J. R. Chapin, A bird’s-eye view of Providence : showing the new railroad station and State House (1895)

Selected by Kiana Harriel, Experiential Learning & Programs Educator

From the heights of College Hill, where Brown University and RISD stand tall, Providence, Rhode Island unfolds like a maze of streets and buildings, once a thriving industrial city. This bird’s-eye view captures my city in a way that is both familiar and disorienting—especially for someone who spent years walking its hills. 

“I love this map because it shows a different version of Providence, one without places that are important to me today. It’s a reminder of how the city has grown and changed over time, but also how much of its physical structures remain the same.”

Walter Vrooman, Map of New York City showing concrete socialism in red, and private enterprises in white, 1895 (1895)

Selected by Ian Spangler, Assistant Curator for Digital and Participatory Geography

This map uses a clever technique to argue that New York City was already a mostly socialist community by the end of the 19th century. It uses just two colors: red, the printing color, and the negative white space of the paper color. The red area shows the parts of the city that were putatively “socialist” already—things like roads, parks, bridges, and wharves that were owned and managed by the public. Only the leftover space was devoted to private enterprises. If the government could already handle so much of the infrastructure that made city life possible, this map seems to argue, its role could be expanded into a full socialist control of the economy.

“I love this map because it serves as a powerful reminder of where public goods are located in the world around us. Where do you see public, shared goods in your everyday life?”

John Kirtland Wright, Panorama from the Pinnacle (“Acorn Hill,” 1371'), Lyme, N.H. (1966)

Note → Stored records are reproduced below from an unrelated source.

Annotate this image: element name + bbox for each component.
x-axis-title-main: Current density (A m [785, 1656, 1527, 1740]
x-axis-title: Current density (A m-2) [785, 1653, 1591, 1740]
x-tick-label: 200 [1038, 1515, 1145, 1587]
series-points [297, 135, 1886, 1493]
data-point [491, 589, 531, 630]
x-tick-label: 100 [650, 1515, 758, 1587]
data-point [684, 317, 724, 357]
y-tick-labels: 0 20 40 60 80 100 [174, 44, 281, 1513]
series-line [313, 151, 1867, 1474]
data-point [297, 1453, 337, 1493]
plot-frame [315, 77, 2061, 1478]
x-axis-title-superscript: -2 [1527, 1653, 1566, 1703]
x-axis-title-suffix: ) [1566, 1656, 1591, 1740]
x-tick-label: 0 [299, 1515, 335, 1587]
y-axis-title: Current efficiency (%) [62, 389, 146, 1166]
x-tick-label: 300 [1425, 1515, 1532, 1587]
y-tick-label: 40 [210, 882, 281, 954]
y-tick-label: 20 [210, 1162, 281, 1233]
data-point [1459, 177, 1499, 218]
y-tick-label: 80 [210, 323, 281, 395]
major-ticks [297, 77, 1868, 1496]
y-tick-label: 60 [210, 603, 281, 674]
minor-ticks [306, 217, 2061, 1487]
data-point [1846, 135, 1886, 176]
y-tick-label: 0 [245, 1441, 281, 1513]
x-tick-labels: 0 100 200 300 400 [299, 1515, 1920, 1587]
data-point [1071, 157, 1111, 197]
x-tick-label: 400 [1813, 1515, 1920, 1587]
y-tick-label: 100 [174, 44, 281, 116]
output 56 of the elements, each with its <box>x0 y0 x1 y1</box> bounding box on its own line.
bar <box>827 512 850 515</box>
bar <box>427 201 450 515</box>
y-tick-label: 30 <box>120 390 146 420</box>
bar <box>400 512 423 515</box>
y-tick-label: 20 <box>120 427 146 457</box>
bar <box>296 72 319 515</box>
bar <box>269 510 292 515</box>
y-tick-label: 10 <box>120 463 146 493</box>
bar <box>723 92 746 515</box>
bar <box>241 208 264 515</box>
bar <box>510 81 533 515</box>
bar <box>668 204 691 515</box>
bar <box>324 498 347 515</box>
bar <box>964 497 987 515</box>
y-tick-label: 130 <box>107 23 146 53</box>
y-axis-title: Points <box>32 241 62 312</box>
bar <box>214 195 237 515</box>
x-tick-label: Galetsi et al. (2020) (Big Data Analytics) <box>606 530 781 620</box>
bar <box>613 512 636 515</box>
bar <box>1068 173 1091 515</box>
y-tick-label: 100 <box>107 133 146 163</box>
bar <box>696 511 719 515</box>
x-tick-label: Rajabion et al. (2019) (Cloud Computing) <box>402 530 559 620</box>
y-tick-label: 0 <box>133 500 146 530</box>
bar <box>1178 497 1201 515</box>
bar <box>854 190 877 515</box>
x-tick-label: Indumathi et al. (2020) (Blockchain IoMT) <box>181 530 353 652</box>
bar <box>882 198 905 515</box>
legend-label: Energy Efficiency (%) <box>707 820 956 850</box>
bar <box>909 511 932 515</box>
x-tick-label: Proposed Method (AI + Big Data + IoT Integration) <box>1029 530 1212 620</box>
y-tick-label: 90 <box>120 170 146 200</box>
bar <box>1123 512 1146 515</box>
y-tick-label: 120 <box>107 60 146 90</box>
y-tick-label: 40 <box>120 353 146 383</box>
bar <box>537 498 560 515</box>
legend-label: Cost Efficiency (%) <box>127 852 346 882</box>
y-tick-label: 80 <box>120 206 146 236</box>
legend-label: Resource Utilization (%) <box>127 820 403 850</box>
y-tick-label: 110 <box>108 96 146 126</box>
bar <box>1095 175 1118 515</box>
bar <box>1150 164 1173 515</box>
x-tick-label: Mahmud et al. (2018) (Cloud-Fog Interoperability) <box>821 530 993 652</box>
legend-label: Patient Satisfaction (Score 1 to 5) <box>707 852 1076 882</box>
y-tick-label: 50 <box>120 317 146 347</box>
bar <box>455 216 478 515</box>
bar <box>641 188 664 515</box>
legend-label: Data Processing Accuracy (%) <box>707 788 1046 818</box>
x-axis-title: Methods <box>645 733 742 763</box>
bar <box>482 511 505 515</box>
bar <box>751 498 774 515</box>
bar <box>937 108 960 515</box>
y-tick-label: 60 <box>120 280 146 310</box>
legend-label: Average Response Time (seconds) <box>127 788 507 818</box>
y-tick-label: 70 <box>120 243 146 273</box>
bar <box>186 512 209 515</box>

Selected by Garrett Dash Nelson, President and Head Curator

This series of panoramic views draws us into the personal connections between geographers and the places they love. John Kirtland Wright (1891–1969) was an important academic geographer and for many years served as the librarian of the American Geographical Society. He retired to New Hampshire and in 1966, he sketched this panoramic view of “The Pinnacle,” a small rocky rise also known as Acorn Hill. Though at first these sketches might seem like a straightforward reference guide to the regional landscape, the full set of sheets draw the reader into stories of natural and human history that together make up a fully “place-based” study that is a hallmark of geography’s interdisciplinary tendencies. 

“I can’t promise this is my absolute favorite map in the collections, but just one that might get overlooked and which tells an interesting story. It’s a document which bears not only the unmistakable imprint of Wright’s professional training as a geographer and cartographer, but also the personal or even spiritual connection the elderly Wright must have felt towards this place.”

National Geographic Society (U.S.), Earth at Night (2004)

Selected by Lauren Chen, Reference and Cataloging Librarian

This map was created by combining satellite imagery from cloud-free nights, taken by three satellites over a one-year period. In addition to the human infrastructure typically shown on these types of maps, this map also shows fires (yellow), natural gas burn-off (red), and night fishing (blue).

“I like this map because it has a lot of visual appeal and, unlike other maps depicting the world at night, this one clearly shows the lights of seafaring ships and vessels.”